不明な項目があれば遠慮なく質問し、納得できる説明をしてくれる業者を選びましょう。
相見積もりで適正価格と提案力を比較検討
リフォーム費用には「定価」がないため、1社だけの見積もりで決めてしまうのはリスクがあります。
必ず3社程度から見積もりを取る「相見積もり(あいみつもり)」を行いましょう。
相見積もりをすることで、費用の相場感がつかめるだけでなく、各社の「提案力」や「対応の良さ」を比較できます。
例えば、「安くしたい」という要望に対して、ただ安い材料を使うだけでなく、「ここはクッションフロアにしてコストを下げ、よく歩く部分は耐久性のあるフローリングにしましょう」といった具体的な代替案を出してくれる業者は信頼できます。
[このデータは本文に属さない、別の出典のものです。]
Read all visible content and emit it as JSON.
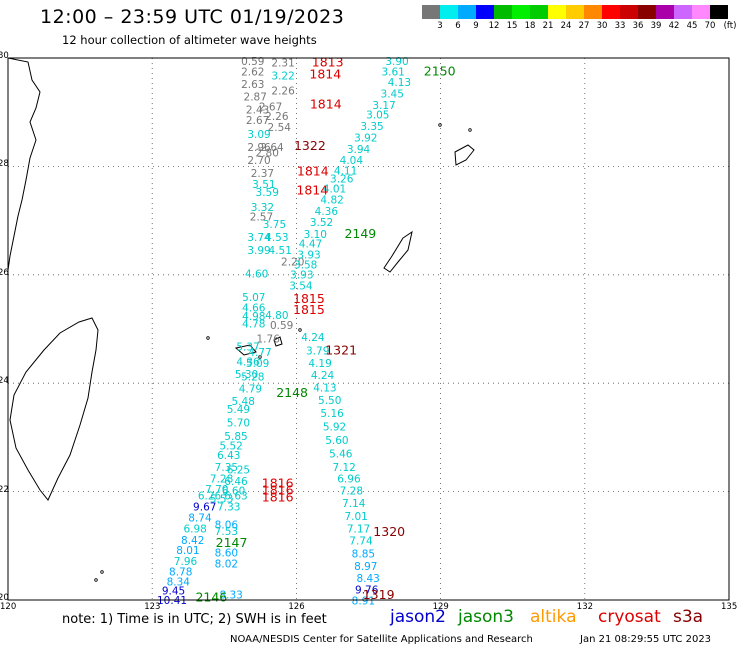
{
  "header": {
    "title": "12:00 – 23:59 UTC 01/19/2023",
    "subtitle": "12 hour collection of altimeter wave heights"
  },
  "colorbar": {
    "unit": "(ft)",
    "colors": [
      "#777777",
      "#00eeee",
      "#00aaff",
      "#0000ff",
      "#00bb00",
      "#00ee00",
      "#00cc00",
      "#ffff00",
      "#ffcc00",
      "#ff8800",
      "#ff0000",
      "#cc0000",
      "#880000",
      "#aa00aa",
      "#cc66ff",
      "#ff88ff",
      "#000000"
    ],
    "labels": [
      "3",
      "6",
      "9",
      "12",
      "15",
      "18",
      "21",
      "24",
      "27",
      "30",
      "33",
      "36",
      "39",
      "42",
      "45",
      "70"
    ]
  },
  "axes": {
    "lon_labels": [
      "120",
      "123",
      "126",
      "129",
      "132",
      "135"
    ],
    "lat_labels": [
      "30",
      "28",
      "26",
      "24",
      "22",
      "20"
    ]
  },
  "tracks": {
    "orbit_labels": [
      {
        "text": "1813",
        "color": "#dd0000",
        "lon": 126.32,
        "lat": 29.84
      },
      {
        "text": "1814",
        "color": "#dd0000",
        "lon": 126.27,
        "lat": 29.62
      },
      {
        "text": "2150",
        "color": "#008800",
        "lon": 128.65,
        "lat": 29.68
      },
      {
        "text": "1814",
        "color": "#dd0000",
        "lon": 126.28,
        "lat": 29.07
      },
      {
        "text": "1322",
        "color": "#880000",
        "lon": 125.95,
        "lat": 28.3
      },
      {
        "text": "1814",
        "color": "#dd0000",
        "lon": 126.01,
        "lat": 27.83
      },
      {
        "text": "1814",
        "color": "#dd0000",
        "lon": 126.0,
        "lat": 27.48
      },
      {
        "text": "2149",
        "color": "#008800",
        "lon": 127.0,
        "lat": 26.68
      },
      {
        "text": "1815",
        "color": "#dd0000",
        "lon": 125.93,
        "lat": 25.48
      },
      {
        "text": "1815",
        "color": "#dd0000",
        "lon": 125.93,
        "lat": 25.28
      },
      {
        "text": "1321",
        "color": "#880000",
        "lon": 126.6,
        "lat": 24.53
      },
      {
        "text": "2148",
        "color": "#008800",
        "lon": 125.58,
        "lat": 23.75
      },
      {
        "text": "1816",
        "color": "#dd0000",
        "lon": 125.28,
        "lat": 22.08
      },
      {
        "text": "1816",
        "color": "#dd0000",
        "lon": 125.28,
        "lat": 21.95
      },
      {
        "text": "1816",
        "color": "#dd0000",
        "lon": 125.28,
        "lat": 21.82
      },
      {
        "text": "1320",
        "color": "#880000",
        "lon": 127.6,
        "lat": 21.18
      },
      {
        "text": "2147",
        "color": "#008800",
        "lon": 124.32,
        "lat": 20.98
      },
      {
        "text": "2146",
        "color": "#008800",
        "lon": 123.9,
        "lat": 19.97
      },
      {
        "text": "1319",
        "color": "#880000",
        "lon": 127.38,
        "lat": 20.02
      }
    ],
    "track_a_top": [
      {
        "v": "0.59",
        "c": "#777777",
        "lon": 124.85,
        "lat": 29.87
      },
      {
        "v": "2.31",
        "c": "#777777",
        "lon": 125.48,
        "lat": 29.84
      },
      {
        "v": "2.62",
        "c": "#777777",
        "lon": 124.85,
        "lat": 29.68
      },
      {
        "v": "3.22",
        "c": "#00cccc",
        "lon": 125.48,
        "lat": 29.6
      },
      {
        "v": "2.63",
        "c": "#777777",
        "lon": 124.85,
        "lat": 29.45
      },
      {
        "v": "2.26",
        "c": "#777777",
        "lon": 125.48,
        "lat": 29.33
      },
      {
        "v": "2.87",
        "c": "#777777",
        "lon": 124.9,
        "lat": 29.22
      },
      {
        "v": "2.43",
        "c": "#777777",
        "lon": 124.95,
        "lat": 28.98
      },
      {
        "v": "2.67",
        "c": "#777777",
        "lon": 125.22,
        "lat": 29.03
      },
      {
        "v": "2.26",
        "c": "#777777",
        "lon": 125.35,
        "lat": 28.86
      },
      {
        "v": "2.67",
        "c": "#777777",
        "lon": 124.95,
        "lat": 28.78
      },
      {
        "v": "2.54",
        "c": "#777777",
        "lon": 125.4,
        "lat": 28.65
      },
      {
        "v": "3.09",
        "c": "#00cccc",
        "lon": 124.98,
        "lat": 28.52
      },
      {
        "v": "2.96",
        "c": "#777777",
        "lon": 124.98,
        "lat": 28.28
      },
      {
        "v": "2.64",
        "c": "#777777",
        "lon": 125.25,
        "lat": 28.28
      },
      {
        "v": "2.80",
        "c": "#777777",
        "lon": 125.15,
        "lat": 28.18
      },
      {
        "v": "2.70",
        "c": "#777777",
        "lon": 124.98,
        "lat": 28.04
      },
      {
        "v": "2.37",
        "c": "#777777",
        "lon": 125.05,
        "lat": 27.8
      },
      {
        "v": "3.51",
        "c": "#00cccc",
        "lon": 125.08,
        "lat": 27.6
      },
      {
        "v": "3.59",
        "c": "#00cccc",
        "lon": 125.15,
        "lat": 27.45
      },
      {
        "v": "3.32",
        "c": "#00cccc",
        "lon": 125.05,
        "lat": 27.18
      },
      {
        "v": "2.57",
        "c": "#777777",
        "lon": 125.03,
        "lat": 27.0
      },
      {
        "v": "3.75",
        "c": "#00cccc",
        "lon": 125.3,
        "lat": 26.86
      },
      {
        "v": "3.74",
        "c": "#00cccc",
        "lon": 124.98,
        "lat": 26.62
      },
      {
        "v": "4.53",
        "c": "#00cccc",
        "lon": 125.35,
        "lat": 26.62
      },
      {
        "v": "3.99",
        "c": "#00cccc",
        "lon": 124.98,
        "lat": 26.38
      },
      {
        "v": "4.51",
        "c": "#00cccc",
        "lon": 125.42,
        "lat": 26.38
      },
      {
        "v": "2.20",
        "c": "#777777",
        "lon": 125.68,
        "lat": 26.17
      },
      {
        "v": "4.60",
        "c": "#00cccc",
        "lon": 124.93,
        "lat": 25.95
      }
    ],
    "track_b": [
      {
        "v": "3.90",
        "c": "#00cccc",
        "lon": 127.85,
        "lat": 29.87
      },
      {
        "v": "3.61",
        "c": "#00cccc",
        "lon": 127.77,
        "lat": 29.68
      },
      {
        "v": "4.13",
        "c": "#00cccc",
        "lon": 127.9,
        "lat": 29.48
      },
      {
        "v": "3.45",
        "c": "#00cccc",
        "lon": 127.75,
        "lat": 29.27
      },
      {
        "v": "3.17",
        "c": "#00cccc",
        "lon": 127.58,
        "lat": 29.06
      },
      {
        "v": "3.05",
        "c": "#00cccc",
        "lon": 127.45,
        "lat": 28.88
      },
      {
        "v": "3.35",
        "c": "#00cccc",
        "lon": 127.33,
        "lat": 28.67
      },
      {
        "v": "3.92",
        "c": "#00cccc",
        "lon": 127.2,
        "lat": 28.46
      },
      {
        "v": "3.94",
        "c": "#00cccc",
        "lon": 127.05,
        "lat": 28.25
      },
      {
        "v": "4.04",
        "c": "#00cccc",
        "lon": 126.9,
        "lat": 28.04
      },
      {
        "v": "4.11",
        "c": "#00cccc",
        "lon": 126.78,
        "lat": 27.85
      },
      {
        "v": "3.26",
        "c": "#00cccc",
        "lon": 126.7,
        "lat": 27.7
      },
      {
        "v": "4.01",
        "c": "#00cccc",
        "lon": 126.55,
        "lat": 27.52
      },
      {
        "v": "4.82",
        "c": "#00cccc",
        "lon": 126.5,
        "lat": 27.32
      },
      {
        "v": "4.36",
        "c": "#00cccc",
        "lon": 126.38,
        "lat": 27.1
      },
      {
        "v": "3.52",
        "c": "#00cccc",
        "lon": 126.28,
        "lat": 26.9
      },
      {
        "v": "3.10",
        "c": "#00cccc",
        "lon": 126.15,
        "lat": 26.68
      },
      {
        "v": "4.47",
        "c": "#00cccc",
        "lon": 126.05,
        "lat": 26.5
      },
      {
        "v": "3.93",
        "c": "#00cccc",
        "lon": 126.02,
        "lat": 26.3
      },
      {
        "v": "3.58",
        "c": "#00cccc",
        "lon": 125.95,
        "lat": 26.12
      },
      {
        "v": "3.93",
        "c": "#00cccc",
        "lon": 125.87,
        "lat": 25.93
      },
      {
        "v": "3.54",
        "c": "#00cccc",
        "lon": 125.85,
        "lat": 25.73
      },
      {
        "v": "4.24",
        "c": "#00cccc",
        "lon": 126.1,
        "lat": 24.78
      },
      {
        "v": "3.79",
        "c": "#00cccc",
        "lon": 126.2,
        "lat": 24.53
      },
      {
        "v": "4.19",
        "c": "#00cccc",
        "lon": 126.25,
        "lat": 24.3
      },
      {
        "v": "4.24",
        "c": "#00cccc",
        "lon": 126.3,
        "lat": 24.08
      },
      {
        "v": "4.13",
        "c": "#00cccc",
        "lon": 126.35,
        "lat": 23.85
      },
      {
        "v": "5.50",
        "c": "#00cccc",
        "lon": 126.45,
        "lat": 23.62
      },
      {
        "v": "5.16",
        "c": "#00cccc",
        "lon": 126.5,
        "lat": 23.38
      },
      {
        "v": "5.92",
        "c": "#00cccc",
        "lon": 126.55,
        "lat": 23.13
      },
      {
        "v": "5.60",
        "c": "#00cccc",
        "lon": 126.6,
        "lat": 22.88
      },
      {
        "v": "5.46",
        "c": "#00cccc",
        "lon": 126.68,
        "lat": 22.63
      },
      {
        "v": "7.12",
        "c": "#00cccc",
        "lon": 126.75,
        "lat": 22.38
      },
      {
        "v": "6.96",
        "c": "#00cccc",
        "lon": 126.85,
        "lat": 22.17
      },
      {
        "v": "7.28",
        "c": "#00cccc",
        "lon": 126.9,
        "lat": 21.95
      },
      {
        "v": "7.14",
        "c": "#00cccc",
        "lon": 126.95,
        "lat": 21.72
      },
      {
        "v": "7.01",
        "c": "#00cccc",
        "lon": 127.0,
        "lat": 21.48
      },
      {
        "v": "7.17",
        "c": "#00cccc",
        "lon": 127.05,
        "lat": 21.25
      },
      {
        "v": "7.74",
        "c": "#00cccc",
        "lon": 127.1,
        "lat": 21.02
      },
      {
        "v": "8.85",
        "c": "#00aaff",
        "lon": 127.15,
        "lat": 20.78
      },
      {
        "v": "8.97",
        "c": "#00aaff",
        "lon": 127.2,
        "lat": 20.55
      },
      {
        "v": "8.43",
        "c": "#00aaff",
        "lon": 127.25,
        "lat": 20.33
      },
      {
        "v": "9.76",
        "c": "#0000cc",
        "lon": 127.22,
        "lat": 20.12
      },
      {
        "v": "8.91",
        "c": "#00aaff",
        "lon": 127.15,
        "lat": 19.92
      }
    ],
    "track_c": [
      {
        "v": "5.07",
        "c": "#00cccc",
        "lon": 124.87,
        "lat": 25.52
      },
      {
        "v": "4.66",
        "c": "#00cccc",
        "lon": 124.87,
        "lat": 25.32
      },
      {
        "v": "4.98",
        "c": "#00cccc",
        "lon": 124.87,
        "lat": 25.17
      },
      {
        "v": "4.78",
        "c": "#00cccc",
        "lon": 124.87,
        "lat": 25.03
      },
      {
        "v": "4.80",
        "c": "#00cccc",
        "lon": 125.35,
        "lat": 25.18
      },
      {
        "v": "0.59",
        "c": "#777777",
        "lon": 125.45,
        "lat": 25.0
      },
      {
        "v": "1.76",
        "c": "#777777",
        "lon": 125.17,
        "lat": 24.75
      },
      {
        "v": "4.77",
        "c": "#00cccc",
        "lon": 125.0,
        "lat": 24.5
      },
      {
        "v": "5.37",
        "c": "#00cccc",
        "lon": 124.75,
        "lat": 24.6
      },
      {
        "v": "4.36",
        "c": "#00cccc",
        "lon": 124.75,
        "lat": 24.33
      },
      {
        "v": "5.09",
        "c": "#00cccc",
        "lon": 124.95,
        "lat": 24.3
      },
      {
        "v": "5.30",
        "c": "#00cccc",
        "lon": 124.72,
        "lat": 24.1
      },
      {
        "v": "5.28",
        "c": "#00cccc",
        "lon": 124.85,
        "lat": 24.05
      },
      {
        "v": "4.79",
        "c": "#00cccc",
        "lon": 124.8,
        "lat": 23.83
      },
      {
        "v": "5.48",
        "c": "#00cccc",
        "lon": 124.65,
        "lat": 23.6
      },
      {
        "v": "5.49",
        "c": "#00cccc",
        "lon": 124.55,
        "lat": 23.45
      },
      {
        "v": "5.70",
        "c": "#00cccc",
        "lon": 124.55,
        "lat": 23.2
      },
      {
        "v": "5.85",
        "c": "#00cccc",
        "lon": 124.5,
        "lat": 22.95
      },
      {
        "v": "5.52",
        "c": "#00cccc",
        "lon": 124.4,
        "lat": 22.78
      },
      {
        "v": "6.43",
        "c": "#00cccc",
        "lon": 124.35,
        "lat": 22.6
      },
      {
        "v": "7.35",
        "c": "#00cccc",
        "lon": 124.3,
        "lat": 22.38
      },
      {
        "v": "6.25",
        "c": "#00cccc",
        "lon": 124.55,
        "lat": 22.33
      },
      {
        "v": "7.28",
        "c": "#00cccc",
        "lon": 124.2,
        "lat": 22.17
      },
      {
        "v": "6.46",
        "c": "#00cccc",
        "lon": 124.5,
        "lat": 22.12
      },
      {
        "v": "7.70",
        "c": "#00cccc",
        "lon": 124.1,
        "lat": 21.97
      },
      {
        "v": "6.60",
        "c": "#00cccc",
        "lon": 124.45,
        "lat": 21.95
      },
      {
        "v": "6.26",
        "c": "#00cccc",
        "lon": 123.95,
        "lat": 21.85
      },
      {
        "v": "5.53",
        "c": "#00cccc",
        "lon": 124.2,
        "lat": 21.8
      },
      {
        "v": "6.63",
        "c": "#00cccc",
        "lon": 124.5,
        "lat": 21.85
      },
      {
        "v": "9.67",
        "c": "#0000cc",
        "lon": 123.85,
        "lat": 21.65
      },
      {
        "v": "7.33",
        "c": "#00cccc",
        "lon": 124.35,
        "lat": 21.65
      },
      {
        "v": "8.74",
        "c": "#00aaff",
        "lon": 123.75,
        "lat": 21.45
      },
      {
        "v": "8.06",
        "c": "#00aaff",
        "lon": 124.3,
        "lat": 21.32
      },
      {
        "v": "6.98",
        "c": "#00cccc",
        "lon": 123.65,
        "lat": 21.25
      },
      {
        "v": "7.53",
        "c": "#00cccc",
        "lon": 124.3,
        "lat": 21.2
      },
      {
        "v": "8.42",
        "c": "#00aaff",
        "lon": 123.6,
        "lat": 21.03
      },
      {
        "v": "8.01",
        "c": "#00aaff",
        "lon": 123.5,
        "lat": 20.85
      },
      {
        "v": "8.60",
        "c": "#00aaff",
        "lon": 124.3,
        "lat": 20.8
      },
      {
        "v": "7.96",
        "c": "#00cccc",
        "lon": 123.45,
        "lat": 20.65
      },
      {
        "v": "8.02",
        "c": "#00aaff",
        "lon": 124.3,
        "lat": 20.6
      },
      {
        "v": "8.78",
        "c": "#00aaff",
        "lon": 123.35,
        "lat": 20.45
      },
      {
        "v": "8.34",
        "c": "#00aaff",
        "lon": 123.3,
        "lat": 20.27
      },
      {
        "v": "9.45",
        "c": "#0000cc",
        "lon": 123.2,
        "lat": 20.1
      },
      {
        "v": "8.33",
        "c": "#00aaff",
        "lon": 124.4,
        "lat": 20.03
      },
      {
        "v": "10.41",
        "c": "#0000cc",
        "lon": 123.1,
        "lat": 19.93
      }
    ]
  },
  "footer": {
    "note": "note: 1) Time is in UTC; 2) SWH is in feet",
    "legend": [
      {
        "label": "jason2",
        "color": "#0000cc"
      },
      {
        "label": "jason3",
        "color": "#008800"
      },
      {
        "label": "altika",
        "color": "#ff9900"
      },
      {
        "label": "cryosat",
        "color": "#dd0000"
      },
      {
        "label": "s3a",
        "color": "#880000"
      }
    ],
    "credit": "NOAA/NESDIS Center for Satellite Applications and Research",
    "timestamp": "Jan 21 08:29:55 UTC 2023"
  }
}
価格の安さだけで選ぶのではなく、あなたの要望に寄り添った提案をしてくれるパートナーを見つけましょう。
まとめ
和室を洋室にリフォームすることで、掃除やメンテナンスの手間が減り、現代のライフスタイルに合った使いやすい空間を手に入れることができます。
- 費用の目安: 6畳の床のみなら15万〜20万円、フルリフォームなら50万〜100万円が相場です。
- マンションの注意点: 遮音等級(L45など)の遵守と管理組合への申請を忘れずに行いましょう。
- コストダウン: 複合フローリングやクッションフロアの活用、補助金制度の利用を検討しましょう。
リフォームは決して安い買い物ではありません。
だからこそ、焦らずじっくりと計画を立て、信頼できる業者と相談しながら進めることが大切です。